The next step after calculating the gain is to consider whether any of the deductions allowed by Sars apply to this gain.

For example, if the property is bought and sold in the name of an individual, then an amount of R30 000 is deducted from the capital gain.

Further, if the property that is sold was your primary residence, you will be entitled to deduct up to R2m in the form of a primary residence deduction.

After affecting the deductions, you will arrive at a net taxable capital gain which must be included in your taxable income.

It might be easier to understand by example:

Let’s assume that:

– The gain is R 900 000

– There were no improvements or repair costs;

– Both the purchaser and seller are individuals and

– It was not the seller’s primary residence.
Capital Gain                                          900 000.00       
Less:     Individual’s annual exclusion     -30 000.00        
                                                            870 000.00       

Multiplied by: Inclusion rate of 33.33%  290 000.00       
R290 000 will therefore be included in your taxable income. Thus, the ultimate amount of capital gains tax payable will depend on your personal tax bracket.

If you earn income of R3 000 per month, you will, without the sale of the property, not pay any tax as you are earning less than R67 111 per annum.

To explain this in more detail:

When you are looking at what your taxable income will be, you need to look at which tax bracket you fall under:

If your taxable income is less than R 165 600, your income is subject to an 18% income tax rate.

In other words, if you are earning R36 000 per annum, your income tax would be R 36 000 x 18% = R 6480.

However, each individual (irrespective of his/her age) is entitled to a primary rebate of R12 080.

This means that you deduct up to R 12 080 from your income tax calculated in terms of the table.

As the R6 480 is less than R12 080, there is no income tax payable if you are earning R36 000 per annum.

An easy way to get to the same conclusion is to say that R36 000 is below the “tax threshold” of R 67 111 (R67 111.00 * 18% = the R 12 080 primary rebate).

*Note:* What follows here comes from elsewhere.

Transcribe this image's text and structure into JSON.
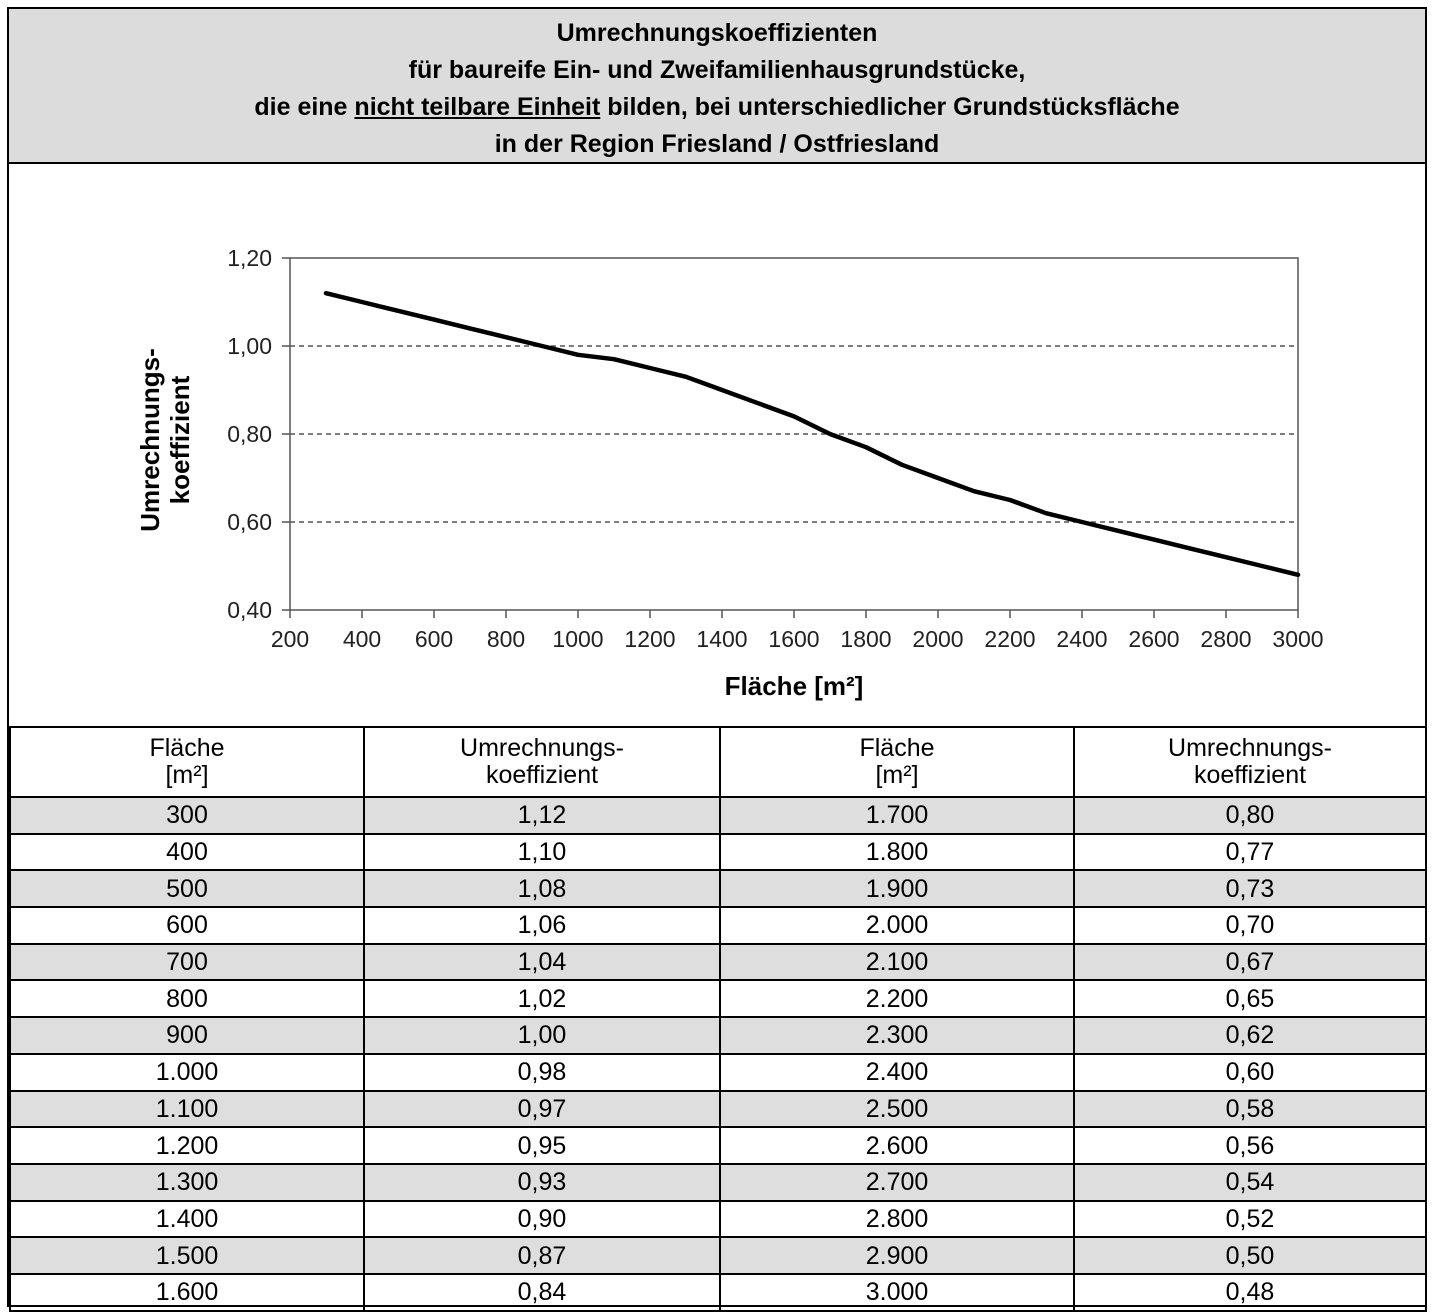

However, when we add the gain of R 290 000 to the R36 000 annual salary, you again need to consider what tax bracket you fall into due to the additional amount added to your taxable income.

In the present case, a taxable income of R326 000 results in the obligation to pay R53 096 together with 30% of the taxable income above R 258 750.

In other words: R 53 096.00 + [(R326 000.00- R 258 750.00)*30%] =  R 53 096.00 + R 20 175.00 = R 73 271.00,  less the primary rebate of R 12 080.00 = R 61 191.00.

Thus, the gain from the sale of the developed plot results in you moving from not being liable for any income tax to paying a substantial amount.

In summary:

– If the purchase of the plot, the development thereon and the subsequent sale of the property is seen by Sars as being a speculative transaction, the profit will be regarded as revenue of nature.

Then, the entire profit made from the sale will be subject to income tax rather than capital gains tax.
– However, if the purchase of the plot, the development thereon and the subsequent sale of the property is seen by Sars as being capital of nature, the gain will be subject to capital gains tax with the capital gain being included in taxable income at the capital gain inclusion rate.

– Either way, the result to you will be that you will jump from being an individual with a income tax payable of nil to an individual that will, in the year of sale, be subject to income tax depending on the gain and the tax bracket you are pushed into due to the said gain.  

A suggestion made by a Fin24 user is that you could purchase the plot with your spouse so that the eventual gain can be split between you two.

However, be sure to determine what the consequences for your spouse are if half of the gain is to be taken into account when calculating his/her income tax.